As the distribution of mycotoxins is generally non-homogeneous, samples shall be prepared, and especially homogenised, with extreme care.
The complete sample as received by the laboratory shall be homogenized, in case the homogenisation is performed by the laboratory.
For the analysis of aflatoxins, daylight should be excluded as much as possible during the procedure, since aflatoxin gradually breaks down under the influence of ultra-violet light.
The limits fixed for aflatoxins in Regulation (EC) No 466/2001 apply to the edible part. The level of aflatoxins in the edible part can be determined by:
samples of nuts ‘in shell’ can be shelled and the level of aflatoxins is determined in the edible part.
the nuts ‘in shell’ can be taken through the sample preparation procedure. The method of sampling and analysis shall estimate the weight of nut kernel in the aggregate sample. The weight of nut kernel in the aggregate sample shall be estimated after establishing a suitable factor for the proportion of nut shell to nut kernel in whole nuts. This proportion is used to ascertain the amount of kernel in the bulk sample taken through the sample preparation and method of analysis.

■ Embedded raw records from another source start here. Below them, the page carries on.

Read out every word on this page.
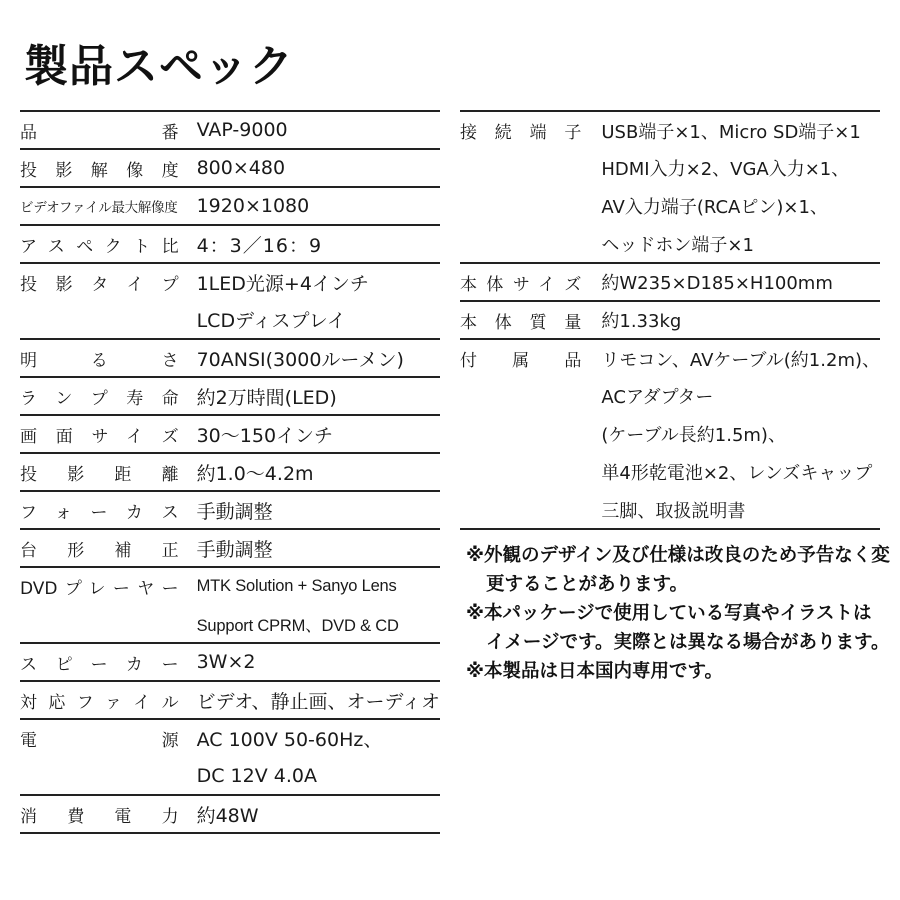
製品スペック
品番	VAP-9000
投影解像度	800×480
ビデオファイル最大解像度	1920×1080
アスペクト比	4：3／16：9
投影タイプ	1LED光源+4インチ
	LCDディスプレイ
明るさ	70ANSI(3000ルーメン)
ランプ寿命	約2万時間(LED)
画面サイズ	30〜150インチ
投影距離	約1.0〜4.2m
フォーカス	手動調整
台形補正	手動調整
DVDプレーヤー	MTK Solution + Sanyo Lens
	Support CPRM、DVD & CD
スピーカー	3W×2
対応ファイル	ビデオ、静止画、オーディオ
電源	AC 100V 50-60Hz、
	DC 12V 4.0A
消費電力	約48W
接続端子	USB端子×1、Micro SD端子×1
	HDMI入力×2、VGA入力×1、
	AV入力端子(RCAピン)×1、
	ヘッドホン端子×1
本体サイズ	約W235×D185×H100mm
本体質量	約1.33kg
付属品	リモコン、AVケーブル(約1.2m)、
	ACアダプター
	(ケーブル長約1.5m)、
	単4形乾電池×2、レンズキャップ
	三脚、取扱説明書

※外観のデザイン及び仕様は改良のため予告なく変更することがあります。

※本パッケージで使用している写真やイラストはイメージです。実際とは異なる場合があります。

※本製品は日本国内専用です。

Approximately 100 whole nuts shall be taken at random separately from the lot or shall be put aside from each aggregate sample. The ratio may, for each laboratory sample, be obtained by weighing the whole nuts, shelling and re-weighing the shell and kernel portions.
However, the proportion of shell to kernel may be established by the laboratory from a number of samples and so can be assumed for future analytical work. But if a particular laboratory sample is found to be in contravention of any limit, the proportion shall be determined for that sample using the approximately 100 nuts that have been set aside.